I guess with this change, in the presence of a single leaf with weak preds then CurCycle will be progressively raised until the assertion in ScheduleNodeTopDown passes?
And such a case is relatively atypical?

This revision is now accepted and ready to land.Jul 20 2021, 1:10 AM
fhahn added a comment.Jul 20 2021, 2:41 AM

Is it possible to add a test case?

LGTM

I agree manipulation of the available queue here needs to be made consistent with the scheduling loop below it.

I wonder whether we want to be selecting these instructions (leaf with remaining weak preds) to the pending queue at all?
For example, if the condition on line 536 was extended to exclude SUnits with weak predecessors as well?

The only time nodes are added to pending is right at the entry here, and in ReleaseSucc, which is called when strong predecessors are scheduled. So if leaves are not put onto the pending queue here they will never be scheduled

That said, in the absence of other leaf nodes then we do want to break weak conditions and schedule these SUnits.

Unfortunately, that is not what will happen. Without this change, we would get an assertion failure. With this change, we will stall.

Otherwise we risk not being able to schedule anything, so this seems to be the correct solution.

I guess with this change, in the presence of a single leaf with weak preds then CurCycle will be progressively raised until the assertion in ScheduleNodeTopDown passes?

Yes

And such a case is relatively atypical?

I would guess the incidence is zero, since it would cause an assertion failure without this patch.

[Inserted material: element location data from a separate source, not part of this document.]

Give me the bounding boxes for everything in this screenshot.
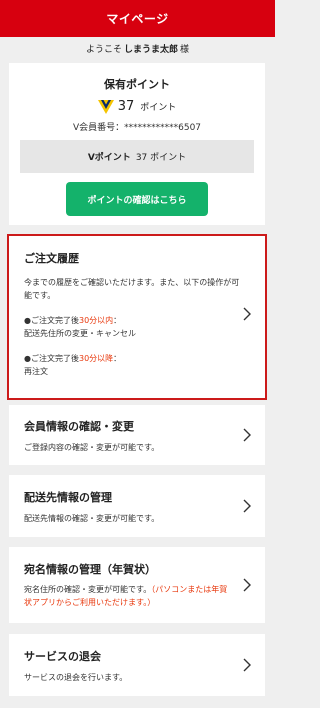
member-info-title: 会員情報の確認・変更 xyxy=(24,420,134,433)
address-desc-text: 宛名住所の確認・変更が可能です。 xyxy=(24,585,152,594)
after-suffix: ： xyxy=(113,354,122,363)
points-card: 保有ポイント 37 ポイント V会員番号：************6507 Vポ… xyxy=(9,63,265,225)
points-amount: 37 xyxy=(117,99,135,114)
page-title: マイページ xyxy=(106,12,169,26)
chevron-right-icon xyxy=(243,499,251,513)
welcome-message: ようこそ しまうま太郎 様 xyxy=(0,37,275,59)
after-prefix: ●ご注文完了後 xyxy=(24,354,79,363)
vpoint-summary: Vポイント 37 ポイント xyxy=(20,140,254,173)
delivery-card[interactable]: 配送先情報の管理 配送先情報の確認・変更が可能です。 xyxy=(9,475,265,537)
withdraw-desc: サービスの退会を行います。 xyxy=(24,673,128,682)
withdraw-card[interactable]: サービスの退会 サービスの退会を行います。 xyxy=(9,634,265,696)
page-header: マイページ xyxy=(0,0,275,37)
vpoint-label: Vポイント xyxy=(87,153,131,163)
points-confirm-button[interactable]: ポイントの確認はこちら xyxy=(66,182,208,216)
welcome-suffix: 様 xyxy=(180,44,190,55)
points-row: 37 ポイント xyxy=(9,99,265,114)
delivery-desc: 配送先情報の確認・変更が可能です。 xyxy=(24,514,160,523)
user-name: しまうま太郎 xyxy=(123,44,178,55)
order-within-rule: ●ご注文完了後30分以内： xyxy=(24,314,250,327)
within-suffix: ： xyxy=(113,316,122,325)
order-history-desc: 今までの履歴をご確認いただけます。また、以下の操作が可能です。 xyxy=(24,278,240,300)
chevron-right-icon xyxy=(243,658,251,672)
chevron-right-icon xyxy=(243,428,251,442)
withdraw-title: サービスの退会 xyxy=(24,650,101,663)
chevron-right-icon xyxy=(243,307,251,321)
delivery-title: 配送先情報の管理 xyxy=(24,491,112,504)
points-unit: ポイント xyxy=(140,103,177,113)
address-card[interactable]: 宛名情報の管理（年賀状） 宛名住所の確認・変更が可能です。（パソコンまたは年賀状… xyxy=(9,547,265,623)
points-title: 保有ポイント xyxy=(104,78,170,91)
after-action: 再注文 xyxy=(24,367,48,376)
address-desc: 宛名住所の確認・変更が可能です。（パソコンまたは年賀状アプリからご利用いただけま… xyxy=(24,583,234,609)
v-point-logo-icon xyxy=(97,99,114,114)
after-highlight: 30分以降 xyxy=(78,354,114,363)
within-highlight: 30分以内 xyxy=(78,316,114,325)
within-action: 配送先住所の変更・キャンセル xyxy=(24,329,136,338)
welcome-prefix: ようこそ xyxy=(85,44,122,55)
vpoint-value: 37 ポイント xyxy=(135,153,187,163)
member-number: V会員番号：************6507 xyxy=(72,123,202,133)
order-history-card[interactable]: ご注文履歴 今までの履歴をご確認いただけます。また、以下の操作が可能です。 ●ご… xyxy=(7,234,267,400)
within-prefix: ●ご注文完了後 xyxy=(24,316,79,325)
member-info-card[interactable]: 会員情報の確認・変更 ご登録内容の確認・変更が可能です。 xyxy=(9,405,265,465)
chevron-right-icon xyxy=(243,578,251,592)
member-info-desc: ご登録内容の確認・変更が可能です。 xyxy=(24,443,160,452)
order-history-title: ご注文履歴 xyxy=(24,252,79,265)
order-after-rule: ●ご注文完了後30分以降： xyxy=(24,352,250,365)
address-title: 宛名情報の管理（年賀状） xyxy=(24,563,156,576)
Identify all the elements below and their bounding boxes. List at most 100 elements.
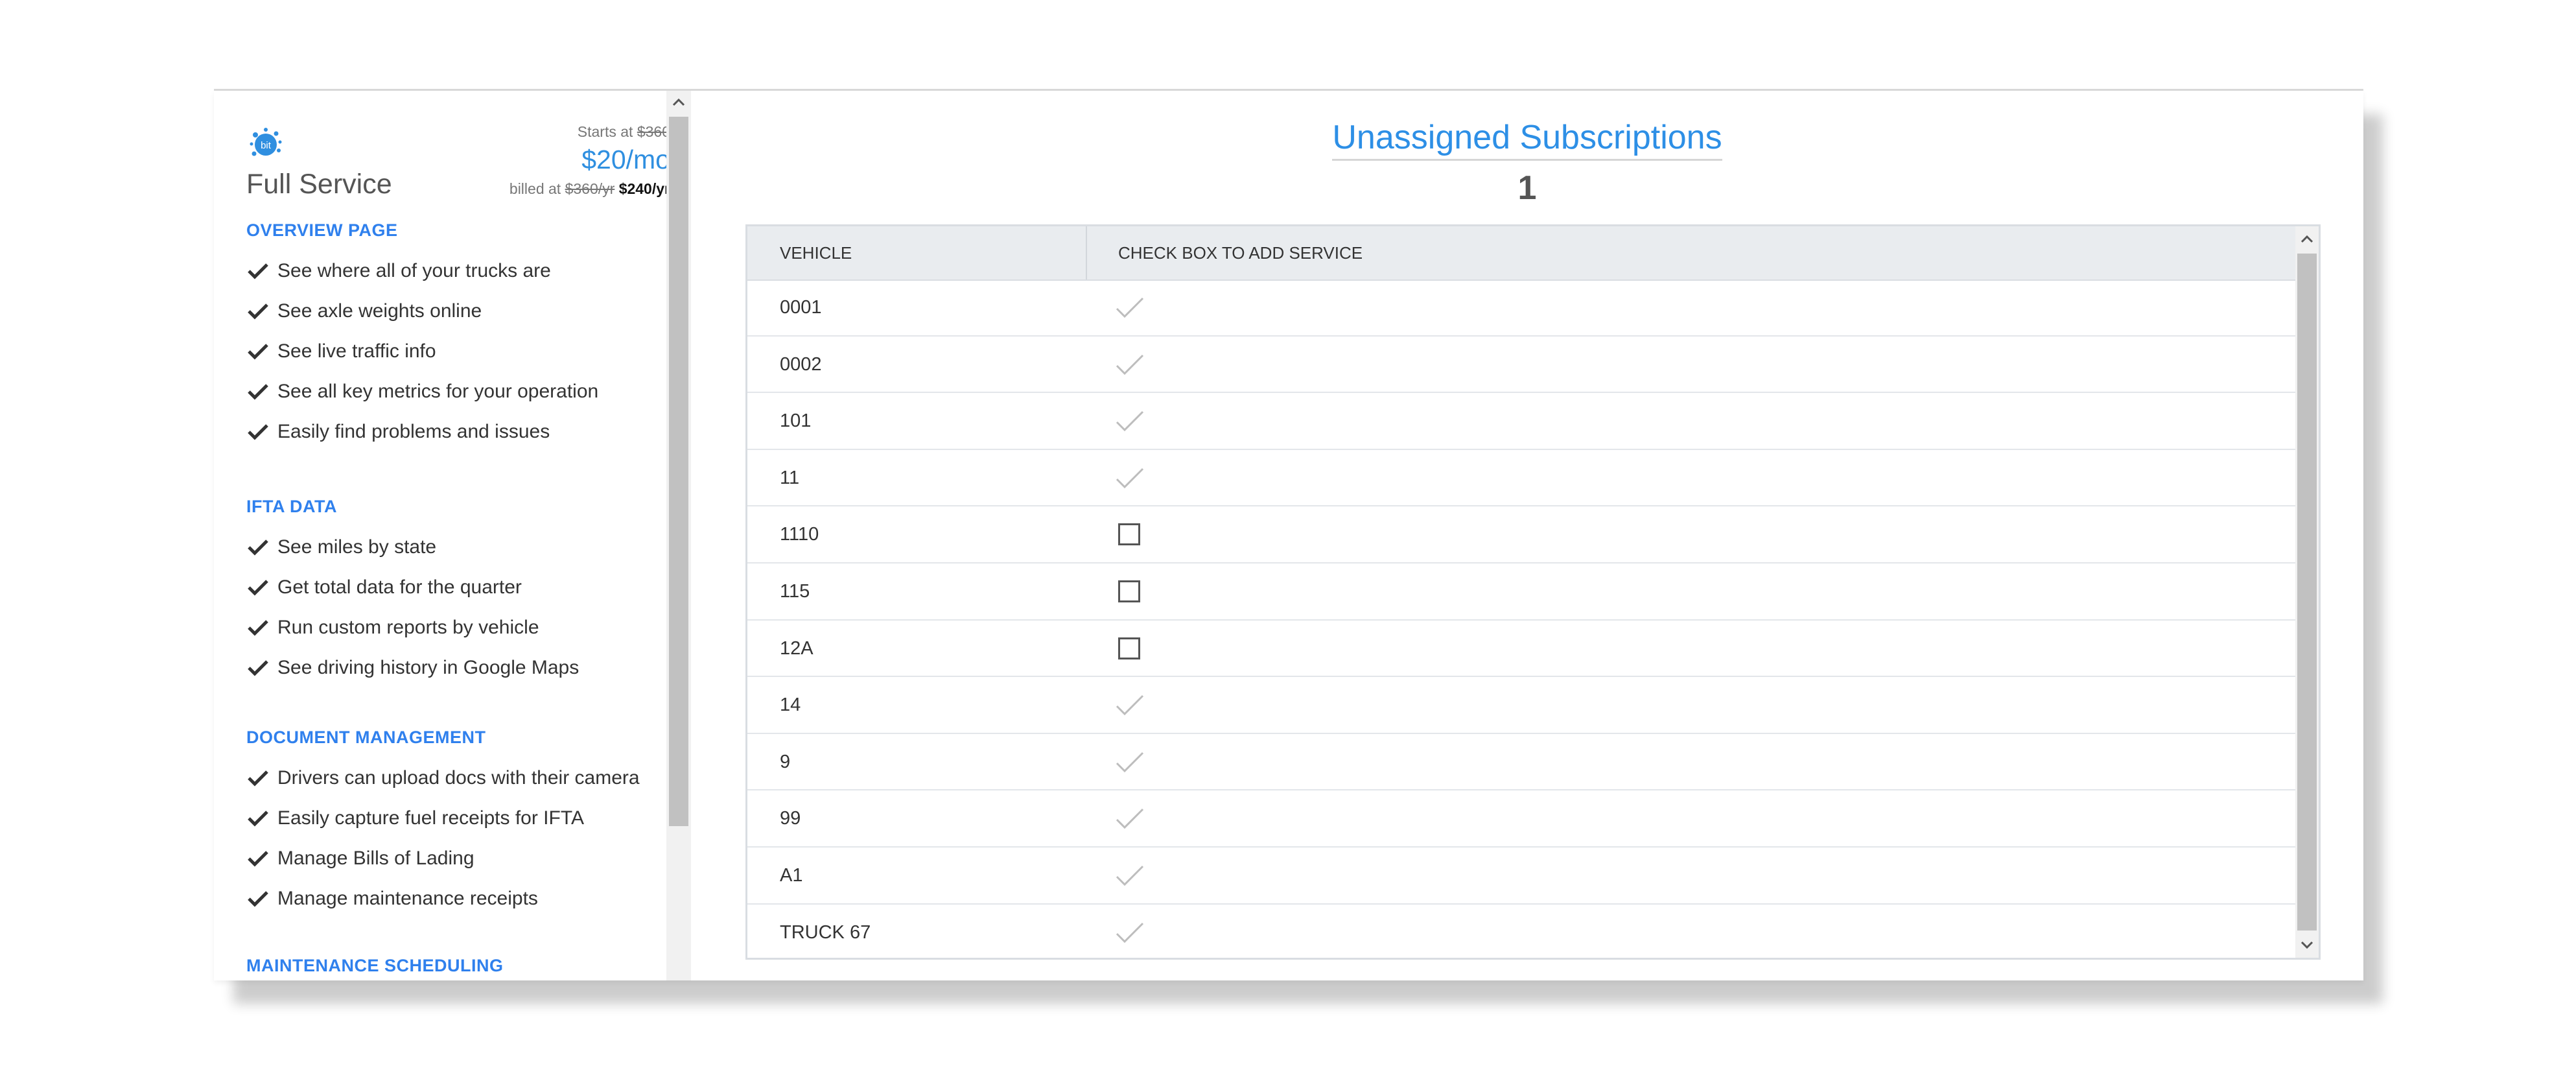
service-cell <box>1113 348 1147 382</box>
checkmark-icon <box>248 891 268 907</box>
check-mark-icon <box>1116 411 1144 432</box>
table-row: 115 <box>747 564 2295 621</box>
vehicle-name: 115 <box>780 580 810 602</box>
service-cell <box>1113 859 1147 893</box>
column-header-add-service: CHECK BOX TO ADD SERVICE <box>1118 243 1363 263</box>
chevron-up-icon[interactable] <box>666 91 691 114</box>
checkmark-icon <box>248 851 268 867</box>
feature-section: MAINTENANCE SCHEDULING <box>246 956 687 980</box>
vehicle-name: 0001 <box>780 297 822 318</box>
checkmark-icon <box>248 303 268 320</box>
vehicle-table: VEHICLE CHECK BOX TO ADD SERVICE 0001 000… <box>745 224 2321 960</box>
service-cell <box>1113 405 1147 438</box>
table-header: VEHICLE CHECK BOX TO ADD SERVICE <box>747 226 2295 281</box>
service-cell <box>1113 462 1147 495</box>
add-service-checkbox[interactable] <box>1118 637 1140 659</box>
vehicle-name: 0002 <box>780 353 822 375</box>
feature-item: Get total data for the quarter <box>246 567 687 608</box>
chevron-up-icon[interactable] <box>2295 226 2319 252</box>
table-row: 11 <box>747 450 2295 507</box>
check-mark-icon <box>1116 354 1144 375</box>
starts-at-line: Starts at $360 <box>509 123 670 141</box>
service-cell[interactable] <box>1113 575 1147 609</box>
add-service-checkbox[interactable] <box>1118 523 1140 546</box>
feature-item: Drivers can upload docs with their camer… <box>246 758 687 798</box>
table-scrollbar[interactable] <box>2295 226 2319 958</box>
checkmark-icon <box>248 770 268 787</box>
feature-item: Easily find problems and issues <box>246 412 687 452</box>
feature-item: Easily capture fuel receipts for IFTA <box>246 798 687 838</box>
page-title-text: Unassigned Subscriptions <box>1332 119 1722 161</box>
feature-label: See where all of your trucks are <box>277 260 551 281</box>
checkmark-icon <box>248 263 268 279</box>
check-mark-icon <box>1116 752 1144 772</box>
main-content: Unassigned Subscriptions 1 VEHICLE CHECK… <box>691 91 2363 980</box>
feature-label: Manage maintenance receipts <box>277 888 538 909</box>
checkmark-icon <box>248 384 268 400</box>
feature-label: See live traffic info <box>277 340 436 362</box>
price-box: Starts at $360 $20/mo billed at $360/yr … <box>509 123 670 198</box>
vehicle-name: 14 <box>780 694 801 716</box>
sidebar-scroll-thumb[interactable] <box>669 117 688 826</box>
service-cell[interactable] <box>1113 518 1147 552</box>
feature-label: Manage Bills of Lading <box>277 848 474 869</box>
plan-sidebar: bit Full Service Starts at $360 $20/mo b… <box>214 91 691 980</box>
feature-item: See axle weights online <box>246 291 687 331</box>
checkmark-icon <box>248 580 268 596</box>
check-mark-icon <box>1116 865 1144 886</box>
feature-item: See miles by state <box>246 527 687 567</box>
service-cell <box>1113 916 1147 950</box>
chevron-down-icon[interactable] <box>2295 932 2319 958</box>
service-cell <box>1113 746 1147 779</box>
sidebar-scrollbar[interactable] <box>666 91 691 980</box>
table-row: A1 <box>747 848 2295 905</box>
vehicle-name: TRUCK 67 <box>780 921 871 943</box>
vehicle-name: A1 <box>780 864 803 886</box>
vehicle-name: 1110 <box>780 524 819 545</box>
check-mark-icon <box>1116 809 1144 829</box>
billed-at-line: billed at $360/yr $240/yr <box>509 180 670 198</box>
feature-label: See miles by state <box>277 536 437 558</box>
page-title: Unassigned Subscriptions <box>691 118 2363 161</box>
add-service-checkbox[interactable] <box>1118 580 1140 602</box>
table-row: 1110 <box>747 506 2295 564</box>
table-row: 0001 <box>747 279 2295 337</box>
bit-logo-icon: bit <box>250 128 282 156</box>
feature-item: Manage maintenance receipts <box>246 879 687 919</box>
check-mark-icon <box>1116 695 1144 716</box>
vehicle-name: 9 <box>780 751 791 772</box>
feature-item: See all key metrics for your operation <box>246 372 687 412</box>
billed-at-price: $240/yr <box>618 180 670 197</box>
starts-at-label: Starts at <box>577 123 633 140</box>
checkmark-icon <box>248 811 268 827</box>
feature-item: See live traffic info <box>246 331 687 372</box>
checkmark-icon <box>248 540 268 556</box>
billed-at-label: billed at <box>509 180 561 197</box>
vehicle-name: 11 <box>780 467 800 488</box>
table-scroll-thumb[interactable] <box>2297 254 2317 931</box>
column-divider <box>1086 226 1087 279</box>
service-cell <box>1113 291 1147 325</box>
section-title: DOCUMENT MANAGEMENT <box>246 728 486 747</box>
table-row: 12A <box>747 621 2295 678</box>
feature-label: Easily capture fuel receipts for IFTA <box>277 807 584 829</box>
feature-label: See axle weights online <box>277 300 482 322</box>
feature-label: Get total data for the quarter <box>277 576 522 598</box>
feature-item: See where all of your trucks are <box>246 251 687 291</box>
feature-label: Run custom reports by vehicle <box>277 617 539 638</box>
service-cell[interactable] <box>1113 632 1147 666</box>
unassigned-count: 1 <box>1517 169 1537 207</box>
table-row: TRUCK 67 <box>747 905 2295 958</box>
service-cell <box>1113 689 1147 722</box>
section-title: MAINTENANCE SCHEDULING <box>246 956 504 975</box>
billed-at-original-price: $360/yr <box>565 180 615 197</box>
feature-label: Easily find problems and issues <box>277 421 550 442</box>
section-title: OVERVIEW PAGE <box>246 220 398 240</box>
feature-item: Run custom reports by vehicle <box>246 608 687 648</box>
table-row: 99 <box>747 790 2295 848</box>
logo-text: bit <box>261 140 272 151</box>
vehicle-name: 99 <box>780 808 801 829</box>
table-body: 0001 0002 101 11 1110 115 12A 14 9 99 A1 TRUCK 67 <box>747 279 2295 958</box>
subscription-panel: bit Full Service Starts at $360 $20/mo b… <box>214 91 2363 980</box>
checkmark-icon <box>248 620 268 636</box>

Something like this patch is necessary to create consistency and avoid breakage, but I do not think it is possible to achieve good schedule results by feeding weak edges to the ListScheduler. For instance, in X86/testb-je-fusion.ll has the same results in many cases whether or not the PostRA scheduler is enabled.
@courbet

Is it possible to add a test case?

Do you know a way to create a synthetic schedule DAG for testing? Without that, I would say no, since I don't think we want to create a new schedule mutator purely for testing purposes?

Is it possible to add a test case?

Do you know a way to create a synthetic schedule DAG for testing? Without that, I would say no, since I don't think we want to create a new schedule mutator purely for testing purposes?

It will be a little bit tedious, but you can create a new unittest under llvm/unittests/CodeGen.

One approach may be to parse some MIR (for an example see MI/LiveIntervalTest.cpp).
Then add a simple DAG mutation to a custom instance of the PostRA scheduler and apply it.